Tuesday, December 01, 2015

Bombshell: Alabama cops systematically framed blacks by planting drugs and guns for decades

RAW STORY


Members of a narcotics investigation squad for the police department in Dothan, Alabama planted drugs and weapons on young black men since the mid-1990s with the approval of their superiors — one of whom is currently the state’s Assistant Director of Homeland Security.
According to the Henry County Report, Andy Hughes was a sergeant in the department while overseeing the unit. But he was also a leader in a neo-Confederate group comprised by squad members, along fellow supervisor Steve Parrish. Parrish, at the time a lieutenant, is currently the city’s police chief.
Documents obtained by the Alabama Justice Project indicate that Parrish and Hughes are frequently mentioned in an internal affairs investigation.
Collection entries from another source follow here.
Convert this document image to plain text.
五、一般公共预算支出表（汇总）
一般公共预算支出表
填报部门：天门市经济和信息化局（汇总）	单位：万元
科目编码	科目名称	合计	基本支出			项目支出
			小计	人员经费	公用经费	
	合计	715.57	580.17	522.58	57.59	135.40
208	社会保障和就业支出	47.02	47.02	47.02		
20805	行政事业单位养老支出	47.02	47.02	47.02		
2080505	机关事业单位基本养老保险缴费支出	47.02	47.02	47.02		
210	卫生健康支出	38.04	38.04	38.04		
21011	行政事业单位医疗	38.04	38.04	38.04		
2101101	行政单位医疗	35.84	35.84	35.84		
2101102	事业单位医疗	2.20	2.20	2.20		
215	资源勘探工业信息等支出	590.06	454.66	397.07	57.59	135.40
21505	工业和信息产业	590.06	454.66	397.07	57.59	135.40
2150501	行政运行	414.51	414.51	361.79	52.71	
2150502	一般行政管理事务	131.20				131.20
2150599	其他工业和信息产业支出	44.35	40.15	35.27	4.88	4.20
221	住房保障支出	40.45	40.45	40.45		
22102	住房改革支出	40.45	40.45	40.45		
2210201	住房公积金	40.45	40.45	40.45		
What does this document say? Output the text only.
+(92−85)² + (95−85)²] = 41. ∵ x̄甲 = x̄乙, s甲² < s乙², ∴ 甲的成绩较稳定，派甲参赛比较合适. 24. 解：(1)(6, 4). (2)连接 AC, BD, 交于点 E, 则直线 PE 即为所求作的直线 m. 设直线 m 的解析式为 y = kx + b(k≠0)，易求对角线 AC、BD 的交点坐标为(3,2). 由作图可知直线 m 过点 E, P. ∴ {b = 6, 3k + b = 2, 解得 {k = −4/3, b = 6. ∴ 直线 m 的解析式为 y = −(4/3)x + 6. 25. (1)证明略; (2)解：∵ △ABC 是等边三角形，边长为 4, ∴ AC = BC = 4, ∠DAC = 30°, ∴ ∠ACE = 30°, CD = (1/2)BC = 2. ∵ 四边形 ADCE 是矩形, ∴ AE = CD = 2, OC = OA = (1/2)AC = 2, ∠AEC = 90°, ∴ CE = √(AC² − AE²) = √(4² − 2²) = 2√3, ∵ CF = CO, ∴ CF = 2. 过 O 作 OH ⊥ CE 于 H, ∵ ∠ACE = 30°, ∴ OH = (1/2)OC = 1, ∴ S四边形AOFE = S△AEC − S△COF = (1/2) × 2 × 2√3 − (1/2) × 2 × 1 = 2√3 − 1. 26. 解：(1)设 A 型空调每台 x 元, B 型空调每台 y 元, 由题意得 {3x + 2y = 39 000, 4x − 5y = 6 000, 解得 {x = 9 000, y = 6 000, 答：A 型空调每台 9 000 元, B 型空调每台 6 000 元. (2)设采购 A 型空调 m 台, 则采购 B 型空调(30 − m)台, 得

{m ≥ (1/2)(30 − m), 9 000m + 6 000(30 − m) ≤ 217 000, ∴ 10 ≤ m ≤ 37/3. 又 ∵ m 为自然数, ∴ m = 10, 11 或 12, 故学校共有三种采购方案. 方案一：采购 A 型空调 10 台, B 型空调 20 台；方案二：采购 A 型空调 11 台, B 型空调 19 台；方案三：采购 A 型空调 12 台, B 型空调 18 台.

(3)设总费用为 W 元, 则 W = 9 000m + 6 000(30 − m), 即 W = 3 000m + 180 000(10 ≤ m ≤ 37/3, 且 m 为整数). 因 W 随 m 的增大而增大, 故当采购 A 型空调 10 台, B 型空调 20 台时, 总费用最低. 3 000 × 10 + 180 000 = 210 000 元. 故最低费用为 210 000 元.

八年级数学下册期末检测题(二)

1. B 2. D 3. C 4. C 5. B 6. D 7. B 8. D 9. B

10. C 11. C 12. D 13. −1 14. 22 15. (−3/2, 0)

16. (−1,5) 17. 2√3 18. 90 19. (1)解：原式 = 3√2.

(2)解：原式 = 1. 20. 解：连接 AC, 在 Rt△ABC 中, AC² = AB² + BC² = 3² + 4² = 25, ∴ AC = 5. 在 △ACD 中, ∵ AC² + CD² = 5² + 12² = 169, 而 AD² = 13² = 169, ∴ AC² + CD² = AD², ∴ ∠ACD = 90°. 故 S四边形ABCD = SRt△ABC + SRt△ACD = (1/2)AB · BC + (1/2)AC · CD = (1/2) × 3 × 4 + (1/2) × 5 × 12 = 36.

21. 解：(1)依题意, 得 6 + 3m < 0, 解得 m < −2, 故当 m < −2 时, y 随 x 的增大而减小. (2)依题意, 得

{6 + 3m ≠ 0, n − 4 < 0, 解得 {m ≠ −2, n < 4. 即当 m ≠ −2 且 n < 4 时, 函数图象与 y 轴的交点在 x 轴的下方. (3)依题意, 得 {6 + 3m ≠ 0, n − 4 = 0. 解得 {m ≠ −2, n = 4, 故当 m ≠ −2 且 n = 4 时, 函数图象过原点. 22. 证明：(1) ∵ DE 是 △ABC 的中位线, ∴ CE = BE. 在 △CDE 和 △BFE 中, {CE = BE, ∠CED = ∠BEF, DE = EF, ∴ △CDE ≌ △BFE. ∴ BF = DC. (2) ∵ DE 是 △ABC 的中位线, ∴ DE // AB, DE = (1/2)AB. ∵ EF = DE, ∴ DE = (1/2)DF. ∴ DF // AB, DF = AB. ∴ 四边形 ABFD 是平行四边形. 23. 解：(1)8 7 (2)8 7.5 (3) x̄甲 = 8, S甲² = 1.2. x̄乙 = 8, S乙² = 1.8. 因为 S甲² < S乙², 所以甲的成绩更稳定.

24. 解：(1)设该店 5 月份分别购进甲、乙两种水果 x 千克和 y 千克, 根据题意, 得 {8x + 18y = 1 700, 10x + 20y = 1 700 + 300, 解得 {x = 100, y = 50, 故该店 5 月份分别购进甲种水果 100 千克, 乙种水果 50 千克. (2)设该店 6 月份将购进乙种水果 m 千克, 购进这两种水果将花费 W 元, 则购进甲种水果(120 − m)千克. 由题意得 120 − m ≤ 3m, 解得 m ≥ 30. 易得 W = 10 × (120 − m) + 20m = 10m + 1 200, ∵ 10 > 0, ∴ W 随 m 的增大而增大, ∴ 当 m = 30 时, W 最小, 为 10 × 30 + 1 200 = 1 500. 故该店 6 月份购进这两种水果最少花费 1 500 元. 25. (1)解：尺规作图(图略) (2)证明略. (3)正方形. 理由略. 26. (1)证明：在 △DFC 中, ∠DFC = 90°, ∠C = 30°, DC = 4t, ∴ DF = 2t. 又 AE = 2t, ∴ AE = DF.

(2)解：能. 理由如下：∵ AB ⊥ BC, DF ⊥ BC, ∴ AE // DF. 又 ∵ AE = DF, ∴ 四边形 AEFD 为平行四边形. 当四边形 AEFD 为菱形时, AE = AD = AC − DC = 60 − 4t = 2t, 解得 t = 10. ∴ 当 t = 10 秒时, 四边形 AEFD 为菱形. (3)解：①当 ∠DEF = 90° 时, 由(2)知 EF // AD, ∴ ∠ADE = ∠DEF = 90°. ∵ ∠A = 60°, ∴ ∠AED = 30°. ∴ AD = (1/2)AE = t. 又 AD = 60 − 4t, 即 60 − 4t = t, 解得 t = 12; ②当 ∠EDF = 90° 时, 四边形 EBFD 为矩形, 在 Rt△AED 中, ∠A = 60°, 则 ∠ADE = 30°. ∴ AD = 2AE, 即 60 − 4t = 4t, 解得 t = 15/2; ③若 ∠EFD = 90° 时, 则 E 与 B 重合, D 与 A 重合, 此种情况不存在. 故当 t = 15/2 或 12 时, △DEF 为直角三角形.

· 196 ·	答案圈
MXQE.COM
However, then-Police Chief John White and District Attorney Doug Valeska did not notify federal or state officials regarding the probe, as is required by department policy.
While multiple black defendants were reportedly accusing local police of widespread evidence planting as far back as 1996, the department allegedly ignored complaints from white officers when they began to surface two years later. A group of more than a dozen officers were told about the internal affairs probe into allegations of false arrests and evidence-planting, as seen in the document below. Most of them failed a subsequent polygraph test.
Despite this, however, Valeska continued to prosecute cases involving the illicit activity without notifying the defendants’ attorneys regarding the allegation.